Les jeunes adultes d’aujourd’hui ont grandi avec les réseaux sociaux et ils se sont définis à travers eux, ce qui les rend enclins à souffrir de la surexposition de soi dans un contexte d’isolement. « Pour nous, après, ça va de soi, de parler de tout ce qu’on vit et de mettre un aspect très personnel dans nos chansons », avoue Simon. Abordant sans détour d’autres traits identitaires comme les orientations et appartenances sexuelles, ils ne se formalisent pas et disent les choses telles qu’elles sont.
« On ne cherche pas à provoquer, poursuit Simon. On ne se prend pas pour Hubert Lenoir, mais on sait qu’on représente un autre modèle de différence. On est un autre vecteur de ce message-là qui mériterait d’être partagé le plus possible. Plus il y aura de modèles, plus les gens qui ne se sentent pas représentés vont se sentir bien. »
Selon Henri, Simon Kearney a cimenté les propos de Kinkead en coulant une fondation à cette maison du groove qu’est leur album. « Il nous a donné une cohérence stylistique. On est davantage des songwriters donc on travaille plus avec la guitare et la voix, puis en studio, on lui a parlé de nos inspirations et il nous a trouvé une identité sonore. »
Et si certains pensent que les jumeaux ont un sixième sens pour communiquer sans rien dire, peut-être que les frères Kinkead ont ce petit don ésotérique pour la cohésion. « Notre télépathie, c’est que l’on connait les limites de l’autre. On ne met pas de bâtons dans les roues de l’autre parce qu’on est en symbiose totale », dit Henri.
Et même si la clé de leur succès est dans leur vision commune, ils savent reconnaître les forces qui les distinguent l’un de l’autre. « Henri a plus l’instinct du hook pop que moi, admet Simon. Moi je m’intéresse aux mots et aux façons de dire les choses, d’optimiser un texte. Je suis plus vulnérable et sensible, disons. » « Simon, c’est le emo du groupe, rigole Henri. On aime aussi beaucoup rebondir sur une idée de l’autre et laisser aller l’inspiration et la suivre jusqu’au bout. Pour la chanson Atomic Suzie, j’avais l’idée d’une femme transe qui entre dans un karaoké et qui domine. C’est venu après un jam de drum et de bass. »

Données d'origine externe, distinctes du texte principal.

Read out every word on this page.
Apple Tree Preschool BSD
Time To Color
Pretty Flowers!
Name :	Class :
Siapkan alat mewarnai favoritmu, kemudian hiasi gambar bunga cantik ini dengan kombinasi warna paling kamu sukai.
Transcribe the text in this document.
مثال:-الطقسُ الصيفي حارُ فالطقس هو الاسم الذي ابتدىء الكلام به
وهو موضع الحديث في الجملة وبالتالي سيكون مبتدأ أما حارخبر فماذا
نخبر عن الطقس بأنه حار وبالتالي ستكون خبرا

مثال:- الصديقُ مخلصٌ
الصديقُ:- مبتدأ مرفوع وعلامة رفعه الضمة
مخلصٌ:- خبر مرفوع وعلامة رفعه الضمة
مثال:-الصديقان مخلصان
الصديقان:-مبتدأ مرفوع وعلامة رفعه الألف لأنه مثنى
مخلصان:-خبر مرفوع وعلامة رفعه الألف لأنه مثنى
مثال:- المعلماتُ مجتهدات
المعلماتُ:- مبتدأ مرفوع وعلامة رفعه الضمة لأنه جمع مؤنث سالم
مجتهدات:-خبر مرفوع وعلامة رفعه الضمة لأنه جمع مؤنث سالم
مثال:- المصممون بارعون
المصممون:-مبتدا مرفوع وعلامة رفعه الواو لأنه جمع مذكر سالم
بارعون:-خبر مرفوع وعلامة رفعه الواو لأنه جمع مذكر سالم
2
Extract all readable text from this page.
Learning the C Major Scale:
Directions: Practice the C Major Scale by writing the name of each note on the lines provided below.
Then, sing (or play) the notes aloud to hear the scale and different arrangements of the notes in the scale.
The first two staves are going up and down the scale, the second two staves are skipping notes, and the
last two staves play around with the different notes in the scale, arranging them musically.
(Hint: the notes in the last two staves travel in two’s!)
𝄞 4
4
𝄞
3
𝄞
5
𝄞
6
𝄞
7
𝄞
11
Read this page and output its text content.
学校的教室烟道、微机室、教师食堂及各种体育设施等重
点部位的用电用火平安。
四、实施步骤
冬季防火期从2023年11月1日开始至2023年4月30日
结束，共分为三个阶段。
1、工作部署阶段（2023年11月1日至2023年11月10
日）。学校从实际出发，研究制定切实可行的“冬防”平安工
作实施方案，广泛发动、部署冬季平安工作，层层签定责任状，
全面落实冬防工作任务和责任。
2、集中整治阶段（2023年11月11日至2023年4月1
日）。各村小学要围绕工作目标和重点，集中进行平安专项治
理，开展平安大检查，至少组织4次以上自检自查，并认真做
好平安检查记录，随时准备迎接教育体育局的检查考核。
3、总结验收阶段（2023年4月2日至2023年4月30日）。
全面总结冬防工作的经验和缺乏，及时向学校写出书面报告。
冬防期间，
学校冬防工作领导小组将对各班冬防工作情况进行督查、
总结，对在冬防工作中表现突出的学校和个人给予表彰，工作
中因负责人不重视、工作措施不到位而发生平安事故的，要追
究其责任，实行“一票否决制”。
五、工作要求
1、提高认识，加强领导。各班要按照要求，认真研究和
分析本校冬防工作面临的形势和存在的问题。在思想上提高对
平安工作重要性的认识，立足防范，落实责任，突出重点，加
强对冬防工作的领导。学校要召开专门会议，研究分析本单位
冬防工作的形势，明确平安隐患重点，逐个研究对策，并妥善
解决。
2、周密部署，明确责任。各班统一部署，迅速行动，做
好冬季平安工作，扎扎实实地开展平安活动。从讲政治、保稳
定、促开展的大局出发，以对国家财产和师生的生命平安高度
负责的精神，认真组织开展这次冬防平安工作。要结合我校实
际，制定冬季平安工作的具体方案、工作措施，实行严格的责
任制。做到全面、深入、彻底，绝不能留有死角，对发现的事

Dans l’idée de la migration, au-delà de l’évolution de l’humain vers sa version préférée de lui-même, persiste également la nécessité de croître dans un environnement où il fera bon vivre. « La crise climatique c’est une chose, mais de participer à une transition vers un système politique et économique qui va nous permettre de survivre en évitant de ne profiter qu’à une infime partie de la population, ça, c’est nécessaire, dit Henri. Au lieu que 10 % des gens puissent aller vivre sur Mars, on pourrait essayer de faire en sorte que tout le monde ait accès à l’eau potable sans que ça vire en guerre civile. » « C’est vraiment difficile de faire ça, une révolution, renchérit son frère. Il faut trouver l’équilibre entre toutes les choses importantes pour nous et celles qui sont nécessaires pour permettre à l’autre de vivre aussi. »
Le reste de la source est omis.